Weekly: Fed adjustment advanced

by: Han de Jong , Nick Kounis

  • Big Picture: We judge that the US bond market has adjusted its expectations for monetary policy to realistic levels. This means that calm should return before too long. However, there is a risk that the rise in yields will acquire its own momentum and overshoot. In that case, higher borrowing costs might negatively affect the growth outlook and, sooner or later, market expectations for monetary policy will have to be adjusted down again. That could be a volatile process, with turmoil on financial markets continuing.
  • Eurozone: Business and consumer surveys rose further, adding to the evidence suggesting that the eurozone economy is stabilizing. However, the prospect of a slow recovery and subdued inflation suggests that the rise in euro short-term interest rate expectations – probably in sympathy with the Fed – is overdone.

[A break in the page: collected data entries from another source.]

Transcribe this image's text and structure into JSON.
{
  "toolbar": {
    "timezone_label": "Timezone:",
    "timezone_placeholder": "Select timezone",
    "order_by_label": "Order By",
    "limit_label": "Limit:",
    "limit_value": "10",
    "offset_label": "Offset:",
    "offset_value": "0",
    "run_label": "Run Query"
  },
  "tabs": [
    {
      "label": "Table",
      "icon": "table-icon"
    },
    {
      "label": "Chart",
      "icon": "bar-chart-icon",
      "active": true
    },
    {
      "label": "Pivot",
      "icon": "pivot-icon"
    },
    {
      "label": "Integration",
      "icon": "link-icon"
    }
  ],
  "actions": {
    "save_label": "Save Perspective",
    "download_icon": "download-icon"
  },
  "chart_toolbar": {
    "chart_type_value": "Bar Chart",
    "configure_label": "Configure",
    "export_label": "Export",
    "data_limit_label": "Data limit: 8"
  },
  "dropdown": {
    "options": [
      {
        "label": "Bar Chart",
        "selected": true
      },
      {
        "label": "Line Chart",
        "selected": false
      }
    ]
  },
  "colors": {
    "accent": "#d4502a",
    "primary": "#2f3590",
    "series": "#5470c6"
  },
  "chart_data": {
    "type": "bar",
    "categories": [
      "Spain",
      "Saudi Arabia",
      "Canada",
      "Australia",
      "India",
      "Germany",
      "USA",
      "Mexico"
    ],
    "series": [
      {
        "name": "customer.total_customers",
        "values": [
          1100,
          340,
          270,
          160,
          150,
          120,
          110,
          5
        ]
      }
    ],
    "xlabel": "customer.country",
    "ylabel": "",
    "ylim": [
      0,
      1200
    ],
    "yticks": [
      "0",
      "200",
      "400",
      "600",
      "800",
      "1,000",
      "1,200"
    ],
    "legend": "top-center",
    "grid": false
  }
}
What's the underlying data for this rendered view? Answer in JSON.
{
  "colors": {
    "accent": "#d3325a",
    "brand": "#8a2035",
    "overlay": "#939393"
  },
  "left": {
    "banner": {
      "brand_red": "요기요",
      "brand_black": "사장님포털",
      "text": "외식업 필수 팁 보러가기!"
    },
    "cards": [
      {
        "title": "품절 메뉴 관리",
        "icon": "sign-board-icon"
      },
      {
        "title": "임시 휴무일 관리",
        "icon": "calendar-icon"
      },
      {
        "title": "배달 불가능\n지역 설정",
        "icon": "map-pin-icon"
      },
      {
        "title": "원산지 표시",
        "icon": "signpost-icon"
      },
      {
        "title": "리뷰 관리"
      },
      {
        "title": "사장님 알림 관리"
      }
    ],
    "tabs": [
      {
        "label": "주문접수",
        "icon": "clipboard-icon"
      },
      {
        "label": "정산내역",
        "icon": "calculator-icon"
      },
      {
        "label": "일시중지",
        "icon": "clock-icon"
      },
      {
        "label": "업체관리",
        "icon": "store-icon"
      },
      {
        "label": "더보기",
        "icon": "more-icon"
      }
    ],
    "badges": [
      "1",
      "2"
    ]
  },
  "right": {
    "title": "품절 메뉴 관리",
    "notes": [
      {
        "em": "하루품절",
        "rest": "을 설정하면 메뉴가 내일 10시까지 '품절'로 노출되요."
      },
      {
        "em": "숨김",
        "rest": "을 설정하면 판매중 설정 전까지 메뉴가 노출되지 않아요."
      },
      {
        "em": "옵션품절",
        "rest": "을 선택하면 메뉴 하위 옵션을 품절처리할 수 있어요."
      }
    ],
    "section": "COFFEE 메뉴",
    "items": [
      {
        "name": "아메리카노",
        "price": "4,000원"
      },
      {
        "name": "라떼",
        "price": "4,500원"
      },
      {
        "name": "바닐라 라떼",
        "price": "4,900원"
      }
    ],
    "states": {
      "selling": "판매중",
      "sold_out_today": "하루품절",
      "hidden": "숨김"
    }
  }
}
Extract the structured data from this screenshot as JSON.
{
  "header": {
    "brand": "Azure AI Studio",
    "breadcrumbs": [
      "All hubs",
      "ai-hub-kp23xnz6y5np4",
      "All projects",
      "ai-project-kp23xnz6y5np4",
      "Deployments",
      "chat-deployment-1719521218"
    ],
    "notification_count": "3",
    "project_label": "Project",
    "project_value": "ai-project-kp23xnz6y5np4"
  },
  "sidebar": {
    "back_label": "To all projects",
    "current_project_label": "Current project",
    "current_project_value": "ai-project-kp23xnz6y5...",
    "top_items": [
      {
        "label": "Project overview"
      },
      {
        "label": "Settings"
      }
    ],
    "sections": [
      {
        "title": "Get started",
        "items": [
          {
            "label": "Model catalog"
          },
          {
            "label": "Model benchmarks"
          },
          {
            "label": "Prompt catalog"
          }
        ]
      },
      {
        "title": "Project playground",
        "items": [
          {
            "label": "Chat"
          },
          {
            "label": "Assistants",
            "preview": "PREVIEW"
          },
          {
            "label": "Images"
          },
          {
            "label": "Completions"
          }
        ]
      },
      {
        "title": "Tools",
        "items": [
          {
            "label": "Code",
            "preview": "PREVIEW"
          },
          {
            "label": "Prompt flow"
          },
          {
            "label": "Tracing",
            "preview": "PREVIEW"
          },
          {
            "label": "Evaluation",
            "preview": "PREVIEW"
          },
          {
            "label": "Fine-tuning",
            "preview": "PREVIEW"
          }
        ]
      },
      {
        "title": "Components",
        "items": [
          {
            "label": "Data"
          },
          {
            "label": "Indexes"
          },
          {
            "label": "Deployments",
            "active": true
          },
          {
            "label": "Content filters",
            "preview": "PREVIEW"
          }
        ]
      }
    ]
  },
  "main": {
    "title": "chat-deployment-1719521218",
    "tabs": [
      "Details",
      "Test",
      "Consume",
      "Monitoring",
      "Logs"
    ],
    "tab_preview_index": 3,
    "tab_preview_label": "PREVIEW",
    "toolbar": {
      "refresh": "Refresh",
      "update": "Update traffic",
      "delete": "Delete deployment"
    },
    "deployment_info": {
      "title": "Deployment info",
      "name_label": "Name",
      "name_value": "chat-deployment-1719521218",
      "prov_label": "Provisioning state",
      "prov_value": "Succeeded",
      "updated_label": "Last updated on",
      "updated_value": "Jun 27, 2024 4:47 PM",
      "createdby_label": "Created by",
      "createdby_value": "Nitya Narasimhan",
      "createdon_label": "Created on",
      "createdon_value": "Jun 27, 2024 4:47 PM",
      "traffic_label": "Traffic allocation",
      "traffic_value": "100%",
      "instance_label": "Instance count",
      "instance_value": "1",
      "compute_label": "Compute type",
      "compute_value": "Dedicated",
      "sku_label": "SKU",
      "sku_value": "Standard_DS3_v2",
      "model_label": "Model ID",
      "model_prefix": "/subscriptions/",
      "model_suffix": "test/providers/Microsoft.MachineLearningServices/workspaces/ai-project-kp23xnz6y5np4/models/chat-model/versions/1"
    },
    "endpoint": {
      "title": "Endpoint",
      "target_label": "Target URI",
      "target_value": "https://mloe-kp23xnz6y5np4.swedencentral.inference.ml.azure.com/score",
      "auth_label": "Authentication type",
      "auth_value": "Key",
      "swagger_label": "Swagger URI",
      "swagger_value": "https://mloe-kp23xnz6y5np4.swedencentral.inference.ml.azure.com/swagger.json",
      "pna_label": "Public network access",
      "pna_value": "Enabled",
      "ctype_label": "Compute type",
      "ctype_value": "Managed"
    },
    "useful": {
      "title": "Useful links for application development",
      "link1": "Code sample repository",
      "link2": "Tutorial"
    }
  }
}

  • US: In the press conference after last week’s FOMC meeting, Chairman Bernanke made it very clear that if the economy continues to improve it will be appropriate to moderate the pace of asset purchases ‘later this year’. Our view is that this will happen in December, but September is looking like an increasingly likely possibility.
  • Asia: China’s leaders showed their commitment to reducing surging credit growth when they initially decided not to inject broad liquidity to the banking system, despite a clear liquidity crunch. They finally relented in the end, but the message seems to be that the authorities are fairly relaxed about economic developments.